In the latest of our comprehensive series of reviews of DC Comics' 52 relaunched titles, we take a look at Superman #1.
Who's it by?
Superman #1 is written by George Perez and illustrated by Jesus Merino.
What's the history?
Superman became the first superhero to receive a self-titled comic book series in 1939 following his phenomenally popular debut in Action Comics #1 the previous year. DC has published the comic ever since, although it was rebranded as The Adventure of Superman between 1986 and 2006, before returning to its original title.
Superman is one of the most iconic comics in the history of the industry, and has long served as a flagship for its publisher. The title ran for more than 700 issues before DC hit the reset button, as well as annuals and standalone specials.
Creators who have worked on the title over the years include John Byrne, Greg Rucka, Dan Jurgens, J. Michael Straczynski, and co-creators Jerry Siegel and Joe Shuster, whose estates are currently locked in a legal battle with DC and Warner Bros over the rights to the character.
Superman sports a new look, though the changes to his appearance aren't as radical as those Grant Morrison introduced in Action Comics #1, which appears to take place much earlier in the 'New 52' continuity.
The Kryptonian's costume design is in line with the images we've seen from Zack Snyder's Man of Steel movie. The red underwear has been ditched in favour of a belt, and the outfit itself look reinforced, almost like body armour.
Major continuity changes have also been implemented. The original Daily Planet is demolished in the opening pages, and the newspaper is bought out by a multi-national corporation. Lois Lane makes the move away from print journalism following a promotion to network executive, and has a new love interest by the name of Jonathan.
The Daily Planet building is demolished following the newspaper's purchase by multinational corporation Galaxy Communications. Lois Lane is made network executive by the company, which sparks a tirade about journalistic integrity from Clark Kent.
A pair of terrorists hijack a truck full of hazardous chemicals in downtown Metropolis, forcing Superman into action. His arrival on the scene sparks a media field day, with Lois pulling the strings for Galaxy, and Perry White barking orders at Daily Planet staff.
The press get more of a scoop than they bargained for when the truck explodes and a creature of pure fire emerges from the inferno. Superman battles this hot-headed across the city and even in outer space as the media report on the event.
The issues ends with the introduction of Lois's new love interest Jonathan, much to the displeasure of a sombre Clark Kent.
What's the verdict?
Superman #1 is a tremendously well-written comic. It's a dialogue heavy-affair told from multiple perspectives, and that works in its favour. Narratives from Clark Kent and Lois Lane add context throughout, and the exchanges between the two deal with some heavy subject matter.
The death of print media at the hands of digital is addressed with insight, and there is what appears to be a nod to the News of the World phone hacking scandal in relation to Galaxy Communications journalistic practises. Such topical references elevate the book above the majority of its 'New 52' counterparts.
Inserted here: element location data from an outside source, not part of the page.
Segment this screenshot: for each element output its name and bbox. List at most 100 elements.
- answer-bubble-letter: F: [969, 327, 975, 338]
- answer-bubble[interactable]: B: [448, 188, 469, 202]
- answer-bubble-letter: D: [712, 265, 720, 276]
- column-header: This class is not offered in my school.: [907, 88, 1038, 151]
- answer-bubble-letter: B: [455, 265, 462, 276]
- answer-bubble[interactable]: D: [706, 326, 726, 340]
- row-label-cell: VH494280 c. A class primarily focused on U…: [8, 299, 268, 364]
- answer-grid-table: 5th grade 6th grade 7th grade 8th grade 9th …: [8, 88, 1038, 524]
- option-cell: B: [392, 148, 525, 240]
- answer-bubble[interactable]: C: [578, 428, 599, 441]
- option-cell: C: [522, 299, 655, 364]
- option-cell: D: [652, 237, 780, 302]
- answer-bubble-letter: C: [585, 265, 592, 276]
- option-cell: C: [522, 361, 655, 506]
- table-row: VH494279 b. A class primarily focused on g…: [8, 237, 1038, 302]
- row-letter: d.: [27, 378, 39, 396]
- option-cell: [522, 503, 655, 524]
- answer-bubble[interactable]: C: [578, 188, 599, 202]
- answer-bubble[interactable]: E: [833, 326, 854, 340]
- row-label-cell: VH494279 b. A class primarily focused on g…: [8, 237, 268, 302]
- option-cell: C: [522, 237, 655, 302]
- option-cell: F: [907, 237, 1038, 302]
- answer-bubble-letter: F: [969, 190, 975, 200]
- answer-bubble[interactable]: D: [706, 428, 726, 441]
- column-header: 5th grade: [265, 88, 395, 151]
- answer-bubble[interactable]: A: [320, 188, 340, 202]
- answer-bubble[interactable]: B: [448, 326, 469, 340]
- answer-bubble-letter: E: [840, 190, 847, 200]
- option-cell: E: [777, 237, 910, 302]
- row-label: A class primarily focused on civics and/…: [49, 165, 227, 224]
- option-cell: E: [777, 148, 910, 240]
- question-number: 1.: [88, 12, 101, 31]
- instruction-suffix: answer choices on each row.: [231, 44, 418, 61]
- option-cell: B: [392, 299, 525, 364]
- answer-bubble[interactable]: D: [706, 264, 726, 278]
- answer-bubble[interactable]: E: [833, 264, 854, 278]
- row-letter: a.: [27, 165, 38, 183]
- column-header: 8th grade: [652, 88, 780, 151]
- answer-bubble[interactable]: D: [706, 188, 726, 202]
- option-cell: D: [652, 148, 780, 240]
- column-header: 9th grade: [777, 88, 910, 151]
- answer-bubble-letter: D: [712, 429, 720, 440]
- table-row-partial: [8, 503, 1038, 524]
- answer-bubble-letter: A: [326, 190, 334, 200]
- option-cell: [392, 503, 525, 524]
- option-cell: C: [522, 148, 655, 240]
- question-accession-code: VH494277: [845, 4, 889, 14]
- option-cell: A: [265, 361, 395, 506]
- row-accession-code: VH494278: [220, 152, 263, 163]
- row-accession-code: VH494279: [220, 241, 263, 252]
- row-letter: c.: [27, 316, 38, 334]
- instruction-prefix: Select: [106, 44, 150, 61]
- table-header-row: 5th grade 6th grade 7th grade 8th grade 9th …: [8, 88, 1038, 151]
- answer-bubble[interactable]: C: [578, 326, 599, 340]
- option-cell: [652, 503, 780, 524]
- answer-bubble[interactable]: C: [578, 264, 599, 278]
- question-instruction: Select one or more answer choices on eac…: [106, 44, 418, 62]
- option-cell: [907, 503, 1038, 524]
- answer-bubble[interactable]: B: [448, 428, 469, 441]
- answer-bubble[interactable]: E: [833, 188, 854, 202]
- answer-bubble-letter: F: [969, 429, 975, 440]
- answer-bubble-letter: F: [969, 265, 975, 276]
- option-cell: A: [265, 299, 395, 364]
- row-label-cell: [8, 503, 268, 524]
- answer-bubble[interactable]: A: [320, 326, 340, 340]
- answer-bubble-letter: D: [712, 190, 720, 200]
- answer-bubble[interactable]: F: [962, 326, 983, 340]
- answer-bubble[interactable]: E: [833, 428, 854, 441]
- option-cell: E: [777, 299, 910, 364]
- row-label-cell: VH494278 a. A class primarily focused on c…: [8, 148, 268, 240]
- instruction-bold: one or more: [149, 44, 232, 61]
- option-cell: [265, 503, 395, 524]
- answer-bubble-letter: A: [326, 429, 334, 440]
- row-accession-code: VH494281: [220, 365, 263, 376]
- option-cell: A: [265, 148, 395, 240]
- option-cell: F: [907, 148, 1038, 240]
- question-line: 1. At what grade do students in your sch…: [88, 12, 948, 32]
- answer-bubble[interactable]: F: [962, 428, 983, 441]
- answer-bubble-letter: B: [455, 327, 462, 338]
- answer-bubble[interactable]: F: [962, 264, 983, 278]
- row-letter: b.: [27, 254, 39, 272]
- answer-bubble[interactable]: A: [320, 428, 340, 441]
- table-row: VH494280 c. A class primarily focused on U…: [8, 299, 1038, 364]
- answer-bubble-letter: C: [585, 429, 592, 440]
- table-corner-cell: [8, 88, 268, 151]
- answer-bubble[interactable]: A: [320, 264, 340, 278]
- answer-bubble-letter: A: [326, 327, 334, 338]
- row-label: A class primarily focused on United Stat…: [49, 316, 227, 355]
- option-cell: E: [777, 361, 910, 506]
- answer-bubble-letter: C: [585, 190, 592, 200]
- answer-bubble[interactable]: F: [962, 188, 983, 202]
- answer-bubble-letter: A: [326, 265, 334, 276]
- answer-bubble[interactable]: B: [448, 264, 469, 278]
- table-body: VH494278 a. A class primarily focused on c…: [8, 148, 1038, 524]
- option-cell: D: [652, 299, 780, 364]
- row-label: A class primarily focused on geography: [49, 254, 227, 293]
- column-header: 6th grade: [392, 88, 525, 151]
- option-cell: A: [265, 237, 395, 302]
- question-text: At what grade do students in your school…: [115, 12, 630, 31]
Jesus Merino's Superman is what every modern redesign should be - instantly recognisable with added edge. The artist's work is superlative throughout. Facial expressions say a thousand words in every panel, and the action scenes and illustrations of Metropolis by night look spectacular.
As solid as George Perez's script is, he could be accused of telling, rather than showing when using excerpts from Clark Kent's newspaper report to accompany the fight scene. The writing is strong, but Merino's artwork speaks for itself.
The sudden appearance of the fire creature may also baffle readers who didn't read Stormwatch #1. As the purpose of the 'New 52' initiative is to drawn in new readers the comic does them no favours by requiring them to have read one of the more obscure titles of the relaunch in advance.
Some fans may also take issue with the way Superman is characterised. Whether in Clark Kent or Man of Steel mode, he always finds something to whine about - from the demolition of the original Daily Planet building to the demise of print journalism. There are hints of raw power and altruism, though not quite as prominently as before.
Overall, Superman #1 is expertly scripted and well drawn, though it's difficult to gauge where Perez plans to take the comic from here. It's darker than before, Superman is more conflicted, but it works to the book's advantage for the most part. The love triangle between Lois, Clark and Jonathan should prove interesting, and things are certain to heat up once the series's principal antagonist steps into the playing field.